Some members of Congress asked for better explanations of what a shared service center is and how OMB designates one.

Office of Management and Budget officials left Capitol Hill June 28 with policy-makers asking more questions about the financial management line of business initiative.

Departments planning a major change in their financial management systems must consider using a shared service center to do the operations or becoming one. The problem is designating such centers.

Rep. Todd Platts (R-Pa.), chairman of the House Government Reform Committee’s Government Management, Finance and Accountability Subcommittee, asked what constitutes a shared service center and whether OMB needs to designate an agency or private company as such.

“What we need is a clear understanding of the process of how you become an approved shared service center,” he said. The new business line has too many gray areas.

Under the President’s Management Agenda, OMB intends for financial management to be concentrated in these centers, where one service provider handles back-office functions for several agencies to save money.

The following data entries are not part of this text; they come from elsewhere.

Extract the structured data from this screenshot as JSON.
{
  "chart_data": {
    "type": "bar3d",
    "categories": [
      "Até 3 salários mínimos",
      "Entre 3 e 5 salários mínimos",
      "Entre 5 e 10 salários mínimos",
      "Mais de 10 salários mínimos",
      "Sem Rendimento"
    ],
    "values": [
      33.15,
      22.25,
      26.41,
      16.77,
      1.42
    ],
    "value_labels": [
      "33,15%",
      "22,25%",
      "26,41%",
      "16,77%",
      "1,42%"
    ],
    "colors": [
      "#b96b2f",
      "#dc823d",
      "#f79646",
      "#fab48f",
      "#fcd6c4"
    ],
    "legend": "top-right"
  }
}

Agencies are modernizing their financial management systems, and although they should be moving the operations to shared service centers to do the work, they aren’t.

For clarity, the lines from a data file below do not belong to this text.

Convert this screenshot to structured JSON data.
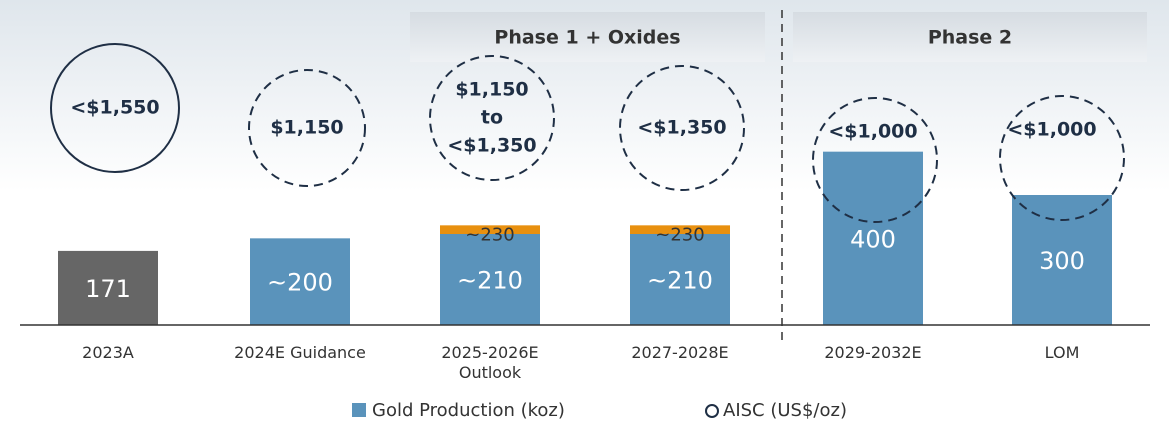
{
  "chart_data": {
    "type": "bar",
    "categories": [
      "2023A",
      "2024E Guidance",
      "2025-2026E Outlook",
      "2027-2028E",
      "2029-2032E",
      "LOM"
    ],
    "series": [
      {
        "name": "Gold Production (koz)",
        "color": "#5a93bb",
        "colors": [
          "#666666",
          "#5a93bb",
          "#5a93bb",
          "#5a93bb",
          "#5a93bb",
          "#5a93bb"
        ],
        "values": [
          171,
          200,
          210,
          210,
          400,
          300
        ],
        "value_labels": [
          "171",
          "~200",
          "~210",
          "~210",
          "400",
          "300"
        ]
      },
      {
        "color": "#e8900f",
        "values": [
          null,
          null,
          20,
          20,
          null,
          null
        ]
      }
    ],
    "totals": {
      "values": [
        null,
        null,
        230,
        230,
        null,
        null
      ],
      "value_labels": [
        null,
        null,
        "~230",
        "~230",
        null,
        null
      ]
    },
    "aisc": {
      "name": "AISC (US$/oz)",
      "dashed": [
        false,
        true,
        true,
        true,
        true,
        true
      ],
      "labels": [
        [
          "<$1,550"
        ],
        [
          "$1,150"
        ],
        [
          "$1,150",
          "to",
          "<$1,350"
        ],
        [
          "<$1,350"
        ],
        [
          "<$1,000"
        ],
        [
          "<$1,000"
        ]
      ]
    },
    "phases": [
      {
        "label": "Phase 1 + Oxides",
        "from": 2,
        "to": 3
      },
      {
        "label": "Phase 2",
        "from": 4,
        "to": 5
      }
    ],
    "ylim": [
      0,
      750
    ]
  }
}
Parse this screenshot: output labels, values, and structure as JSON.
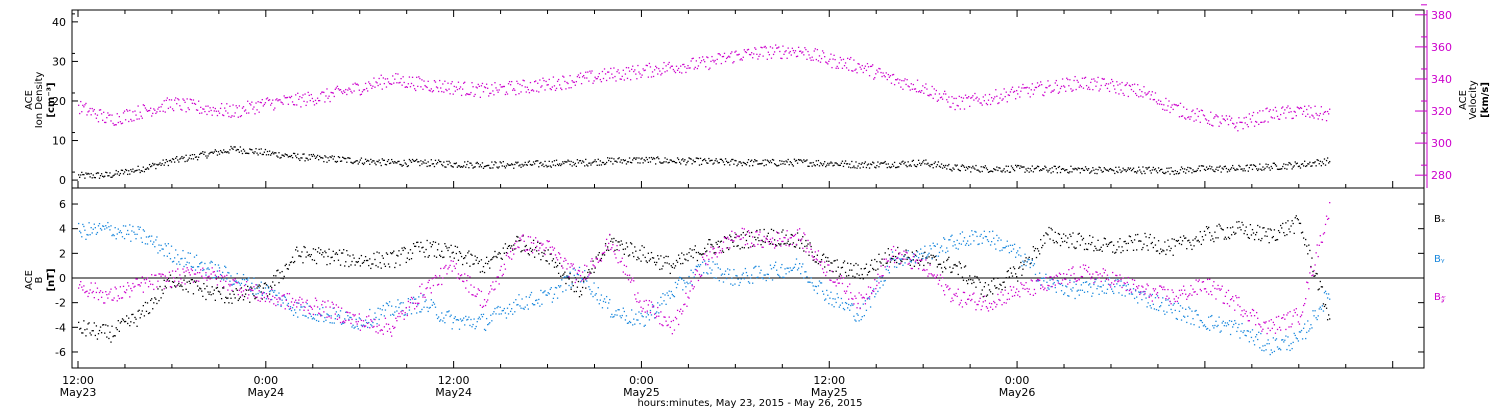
{
  "colors": {
    "density": "#000000",
    "velocity": "#cc00cc",
    "bx": "#000000",
    "by": "#1a88dd",
    "bz": "#cc00cc"
  },
  "chart_data": [
    {
      "type": "scatter",
      "panel": "top",
      "ylabel_left": [
        "ACE",
        "Ion Density",
        "[cm⁻³]"
      ],
      "ylabel_right": [
        "ACE",
        "Velocity",
        "[km/s]"
      ],
      "ylim_left": [
        -2,
        43
      ],
      "ylim_right": [
        272,
        383
      ],
      "yticks_left": [
        0,
        10,
        20,
        30,
        40
      ],
      "yticks_right": [
        280,
        300,
        320,
        340,
        360,
        380
      ],
      "series": [
        {
          "axis": "left",
          "color": "#000000",
          "hours": [
            0,
            2,
            4,
            6,
            8,
            10,
            12,
            14,
            16,
            18,
            20,
            22,
            24,
            26,
            28,
            30,
            32,
            34,
            36,
            38,
            40,
            42,
            44,
            46,
            48,
            50,
            52,
            54,
            56,
            58,
            60,
            62,
            64,
            66,
            68,
            70,
            72,
            74,
            76,
            78,
            80
          ],
          "values": [
            1.2,
            1.4,
            3.0,
            5.0,
            6.5,
            8.0,
            7.0,
            6.0,
            5.5,
            5.0,
            4.5,
            4.5,
            4.2,
            4.0,
            4.0,
            4.3,
            4.5,
            5.0,
            5.2,
            5.0,
            4.8,
            4.6,
            4.5,
            4.6,
            4.4,
            4.0,
            4.2,
            4.5,
            3.2,
            3.0,
            3.0,
            2.8,
            2.8,
            2.6,
            2.7,
            2.5,
            3.0,
            3.0,
            3.5,
            4.0,
            5.0
          ]
        },
        {
          "axis": "right",
          "color": "#cc00cc",
          "hours": [
            0,
            2,
            4,
            6,
            8,
            10,
            12,
            14,
            16,
            18,
            20,
            22,
            24,
            26,
            28,
            30,
            32,
            34,
            36,
            38,
            40,
            42,
            44,
            46,
            48,
            50,
            52,
            54,
            56,
            58,
            60,
            62,
            64,
            66,
            68,
            70,
            72,
            74,
            76,
            78,
            80
          ],
          "values": [
            323,
            315,
            320,
            325,
            322,
            320,
            325,
            327,
            330,
            335,
            340,
            337,
            335,
            333,
            335,
            337,
            340,
            343,
            345,
            348,
            350,
            355,
            357,
            358,
            352,
            348,
            340,
            335,
            325,
            328,
            332,
            335,
            338,
            336,
            332,
            322,
            316,
            312,
            318,
            320,
            318
          ]
        }
      ]
    },
    {
      "type": "scatter",
      "panel": "bottom",
      "ylabel": [
        "ACE",
        "B",
        "[nT]"
      ],
      "ylim": [
        -7.3,
        7.3
      ],
      "yticks": [
        -6,
        -4,
        -2,
        0,
        2,
        4,
        6
      ],
      "legend": [
        "Bₓ",
        "Bᵧ",
        "B𝓏"
      ],
      "series": [
        {
          "name": "Bₓ",
          "color": "#000000",
          "hours": [
            0,
            2,
            4,
            6,
            8,
            10,
            12,
            14,
            16,
            18,
            20,
            22,
            24,
            26,
            28,
            30,
            32,
            34,
            36,
            38,
            40,
            42,
            44,
            46,
            48,
            50,
            52,
            54,
            56,
            58,
            60,
            62,
            64,
            66,
            68,
            70,
            72,
            74,
            76,
            78,
            80
          ],
          "values": [
            -4.0,
            -4.5,
            -3.0,
            0.0,
            -1.0,
            -1.5,
            -1.0,
            2.0,
            1.8,
            1.5,
            1.5,
            2.5,
            2.0,
            1.0,
            3.0,
            2.0,
            -1.0,
            3.0,
            2.0,
            1.0,
            2.5,
            3.0,
            3.5,
            3.0,
            1.0,
            0.5,
            2.0,
            1.5,
            1.0,
            -1.0,
            0.5,
            3.5,
            3.0,
            2.5,
            3.0,
            2.5,
            3.5,
            4.0,
            3.5,
            4.5,
            -3.5
          ]
        },
        {
          "name": "Bᵧ",
          "color": "#1a88dd",
          "hours": [
            0,
            2,
            4,
            6,
            8,
            10,
            12,
            14,
            16,
            18,
            20,
            22,
            24,
            26,
            28,
            30,
            32,
            34,
            36,
            38,
            40,
            42,
            44,
            46,
            48,
            50,
            52,
            54,
            56,
            58,
            60,
            62,
            64,
            66,
            68,
            70,
            72,
            74,
            76,
            78,
            80
          ],
          "values": [
            3.8,
            4.0,
            3.5,
            2.0,
            1.0,
            0.0,
            -1.0,
            -2.5,
            -3.0,
            -3.5,
            -2.5,
            -2.0,
            -3.5,
            -3.5,
            -2.0,
            -1.5,
            0.5,
            -2.5,
            -3.5,
            -1.0,
            1.0,
            0.0,
            0.5,
            1.0,
            -1.5,
            -3.0,
            1.5,
            2.0,
            3.0,
            3.5,
            2.0,
            -0.5,
            -1.0,
            -0.5,
            -1.5,
            -2.5,
            -3.5,
            -4.0,
            -5.5,
            -5.0,
            -1.0
          ]
        },
        {
          "name": "B𝓏",
          "color": "#cc00cc",
          "hours": [
            0,
            2,
            4,
            6,
            8,
            10,
            12,
            14,
            16,
            18,
            20,
            22,
            24,
            26,
            28,
            30,
            32,
            34,
            36,
            38,
            40,
            42,
            44,
            46,
            48,
            50,
            52,
            54,
            56,
            58,
            60,
            62,
            64,
            66,
            68,
            70,
            72,
            74,
            76,
            78,
            80
          ],
          "values": [
            -0.5,
            -1.5,
            -0.5,
            0.0,
            0.5,
            -0.5,
            -1.5,
            -2.0,
            -2.5,
            -3.5,
            -4.0,
            -1.0,
            1.0,
            -2.0,
            3.0,
            2.5,
            0.0,
            3.0,
            -2.0,
            -4.0,
            1.5,
            3.5,
            3.0,
            3.5,
            0.5,
            -2.0,
            2.0,
            1.0,
            -1.5,
            -2.0,
            -1.0,
            -0.5,
            0.5,
            0.0,
            -1.0,
            -1.5,
            -0.5,
            -2.0,
            -4.0,
            -3.0,
            6.0
          ]
        }
      ]
    }
  ],
  "xaxis": {
    "start_hour": 0,
    "end_hour": 86,
    "labels": [
      {
        "hours": 0,
        "time": "12:00",
        "date": "May23"
      },
      {
        "hours": 12,
        "time": "0:00",
        "date": "May24"
      },
      {
        "hours": 24,
        "time": "12:00",
        "date": "May24"
      },
      {
        "hours": 36,
        "time": "0:00",
        "date": "May25"
      },
      {
        "hours": 48,
        "time": "12:00",
        "date": "May25"
      },
      {
        "hours": 60,
        "time": "0:00",
        "date": "May26"
      }
    ],
    "title": "hours:minutes, May 23, 2015 - May 26, 2015"
  }
}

The Small Business Administration and the Labor Department have outsourced their financial management duties to private companies — Corio and Oracle, respectively. However, Linda Combs, controller of OMB’s Federal Financial Management Office, said neither company has been deemed an official shared service center.

Platts asked how agencies could move their systems to either company without OMB designating them shared service centers.

The line of business is evolving, and OMB is ironing out the details, Combs said. But although some details are fuzzy, OMB cannot keep agencies from moving forward with modernizing their financial management systems.

OMB is working on the final guidance, which should be released in the fall.

Departments and private companies interested in becoming shared service centers need to know the rules, especially because the process has begun, Platts said.

“My worry is we are getting the cart ahead of the horse more and more,” he said.